Exer 4 Culture Media Preparation for Microorganisms

Microorganisms and Culture Media

Introduction

  • Microorganisms require nutrients for biological functions and survival.
  • In laboratory settings, microorganisms are cultured using artificial nutrient sources called culture media.
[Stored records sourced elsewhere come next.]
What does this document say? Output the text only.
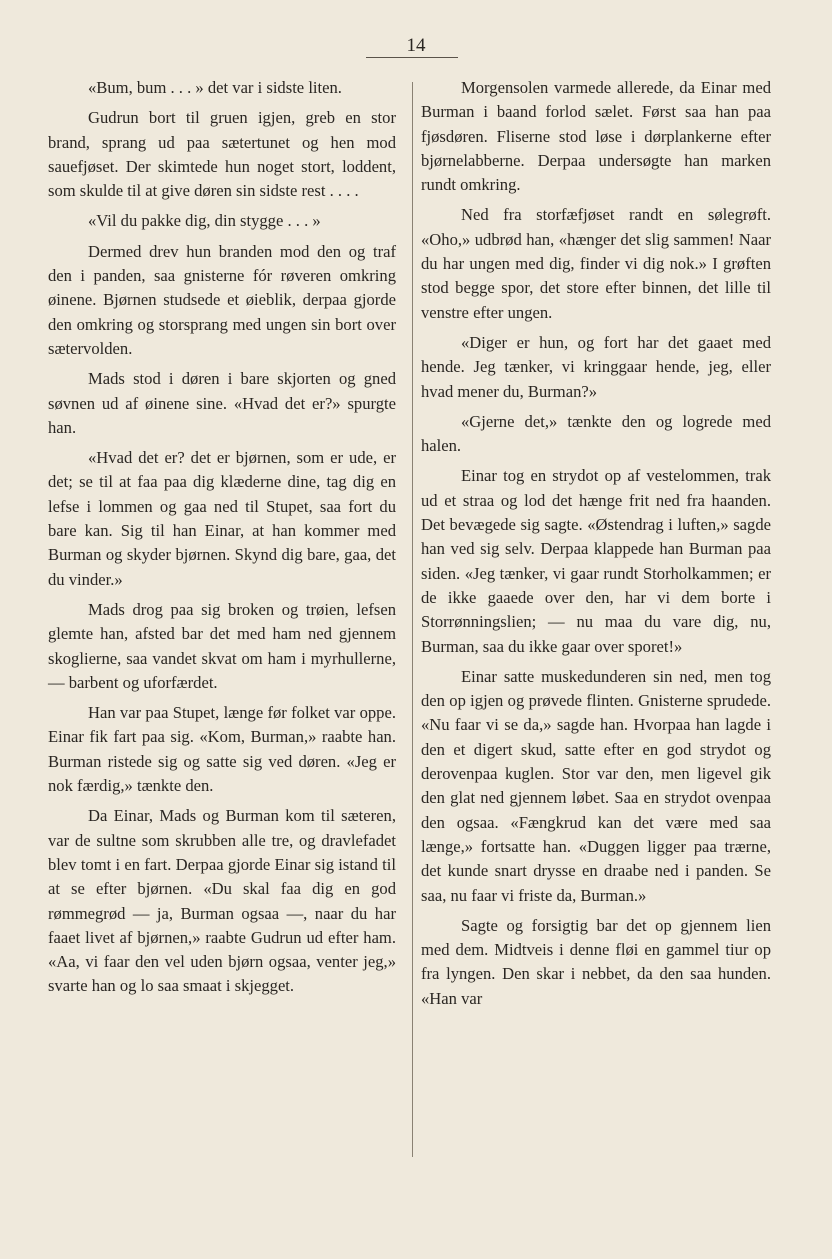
14

«Bum, bum . . . » det var i sidste liten.

Gudrun bort til gruen igjen, greb en stor brand, sprang ud paa sætertunet og hen mod sauefjøset. Der skimtede hun noget stort, loddent, som skulde til at give døren sin sidste rest . . . .

«Vil du pakke dig, din stygge . . . »

Dermed drev hun branden mod den og traf den i panden, saa gnisterne fór røveren omkring øinene. Bjørnen studsede et øieblik, derpaa gjorde den omkring og storsprang med ungen sin bort over sætervolden.

Mads stod i døren i bare skjorten og gned søvnen ud af øinene sine. «Hvad det er?» spurgte han.

«Hvad det er? det er bjørnen, som er ude, er det; se til at faa paa dig klæderne dine, tag dig en lefse i lommen og gaa ned til Stupet, saa fort du bare kan. Sig til han Einar, at han kommer med Burman og skyder bjørnen. Skynd dig bare, gaa, det du vinder.»

Mads drog paa sig broken og trøien, lefsen glemte han, afsted bar det med ham ned gjennem skoglierne, saa vandet skvat om ham i myrhullerne, — barbent og uforfærdet.

Han var paa Stupet, længe før folket var oppe. Einar fik fart paa sig. «Kom, Burman,» raabte han. Burman ristede sig og satte sig ved døren. «Jeg er nok færdig,» tænkte den.

Da Einar, Mads og Burman kom til sæteren, var de sultne som skrubben alle tre, og dravlefadet blev tomt i en fart. Derpaa gjorde Einar sig istand til at se efter bjørnen. «Du skal faa dig en god rømmegrød — ja, Burman ogsaa —, naar du har faaet livet af bjørnen,» raabte Gudrun ud efter ham. «Aa, vi faar den vel uden bjørn ogsaa, venter jeg,» svarte han og lo saa smaat i skjegget.

Morgensolen varmede allerede, da Einar med Burman i baand forlod sælet. Først saa han paa fjøsdøren. Fliserne stod løse i dørplankerne efter bjørnelabberne. Derpaa undersøgte han marken rundt omkring.

Ned fra storfæfjøset randt en sølegrøft. «Oho,» udbrød han, «hænger det slig sammen! Naar du har ungen med dig, finder vi dig nok.» I grøften stod begge spor, det store efter binnen, det lille til venstre efter ungen.

«Diger er hun, og fort har det gaaet med hende. Jeg tænker, vi kringgaar hende, jeg, eller hvad mener du, Burman?»

«Gjerne det,» tænkte den og logrede med halen.

Einar tog en strydot op af vestelommen, trak ud et straa og lod det hænge frit ned fra haanden. Det bevægede sig sagte. «Østendrag i luften,» sagde han ved sig selv. Derpaa klappede han Burman paa siden. «Jeg tænker, vi gaar rundt Storholkammen; er de ikke gaaede over den, har vi dem borte i Storrønningslien; — nu maa du vare dig, nu, Burman, saa du ikke gaar over sporet!»

Einar satte muskedunderen sin ned, men tog den op igjen og prøvede flinten. Gnisterne sprudede. «Nu faar vi se da,» sagde han. Hvorpaa han lagde i den et digert skud, satte efter en god strydot og derovenpaa kuglen. Stor var den, men ligevel gik den glat ned gjennem løbet. Saa en strydot ovenpaa den ogsaa. «Fængkrud kan det være med saa længe,» fortsatte han. «Duggen ligger paa trærne, det kunde snart drysse en draabe ned i panden. Se saa, nu faar vi friste da, Burman.»

Sagte og forsigtig bar det op gjennem lien med dem. Midtveis i denne fløi en gammel tiur op fra lyngen. Den skar i nebbet, da den saa hunden. «Han var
Expected Learning Outcomes

  • Describe and perform major steps in culture media preparation.
  • Determine the effect of pH and sterilization on gelling power and microorganism growth.

Culture Medium

  • Definition: Any nutrient material prepared for cultivating microorganisms.
  • Must provide essential elements for growth:
    • Key Elements: Carbon (C), Hydrogen (H), Oxygen (O), Nitrogen (N), Phosphorus (P), Sulfur (S).
  • Ingredients vary according to the type of media.

pH and Microorganisms

  • Importance of pH: Different microorganisms grow best at specific pH levels:
    • Acidophiles: pH < 5.5
    • Neutrophiles: pH 5.5 - 8
    • Alkaliphiles: pH > 8
  • Adjust pH of culture media according to the microorganism being cultivated.

Types of Culture Media

Based on Composition
  1. Chemically Defined (Synthetic) Medium
    • Exact known chemical composition.
  2. Complex Medium
    • Composed of extracts/digests from yeast, meat, or plants; precise composition unknown.
    • Examples: Nutrient Agar, Eosin Methylene Blue Agar (EMBA).
Based on Consistency
  • Solid Medium: 1.5 - 2.0% agar; used for enumeration, isolation, and characterization.
  • Liquid Medium: 0% agar; used for growing large quantities of microorganisms.
  • Semi-Solid Medium: 0.5 - 0.7% agar; used for bacterial motility determination.
Based on Purpose/Use
  1. General Purpose Medium
    • Supports growth of most microorganisms.
    • Examples: Nutrient Agar, Nutrient Broth, Plate Count Agar.
  2. Selective Medium
    • Promotes specific organism growth while inhibiting others.
    • Example: Mannitol Salt Agar (selects for Staphylococcus).
  3. Differential Medium
    • Differentiates microorganisms based on metabolic reactions.
    • Examples: MacConkey Agar, Eosin Methylene Blue Agar.
  4. Enrichment Medium
    • Increases the number of desired microorganisms to detectable levels.
    • Examples: Blood Agar, Lactose Broth.
  5. Characterization Medium
    • Tests metabolic activities of specific microorganisms.
    • Example: Citrate Agar (tests for citrate utilization).

Media Preparation

Initial Steps
  • Determine total volume of medium to prepare.
  • Common glassware volumes include:
    • Petri dish: 15-20 ml
    • Big test tubes (stabs/broth): 10 ml; (slants): 6-8 ml
    • Small tubes (stabs/broth): 5 ml; (slants): 3 ml
    • Erlenmeyer flasks: Not more than 60% total capacity.
Calculation Example
  • Prepare 10 plates of Nutrient Agar (NA) and calculate:
    • 10 x 20 ml = 200 ml (plates)
    • 10 x 10 ml = 100 ml (big stabs)
    • 10 x 3 ml = 30 ml (small slants)
  • Total volume: 200 ml + 100 ml + 30 ml = 330 ml.
Component Computation
  • When using dehydrated medium, calculate amounts of each component needed:
    • Nutrient Agar Components per Liter:
    • Peptone: 5 g
    • Meat extract: 3 g
    • Agar: 15 g
  • For 330 ml of Nutrient Agar:
    • Peptone: (5 g / 1000 ml) * 330 ml = 1.65 g
    • Meat Extract: (3 g / 1000 ml) * 330 ml = 0.99 g
    • Agar: (15 g / 1000 ml) * 330 ml = 4.95 g

pH Adjustment

  • Adjust pH via titration if necessary:
    • Use specific indicator dyes for different pH levels:
    •  - bromthymol blue
    •  - bromcresol green
    •  - phenolphthalein
  • For titration example, prepare pH 7 solution, calculating volumes of titrant needed based on sample size.

Sterilization

  • Cover media with cotton plugs prior to sterilization.
  • Purpose: Allow gas exchange while preventing microbial contamination.

Conclusion

  • Understanding the preparation, properties, and applications of culture media is essential in microbiology for the growth and study of microorganisms.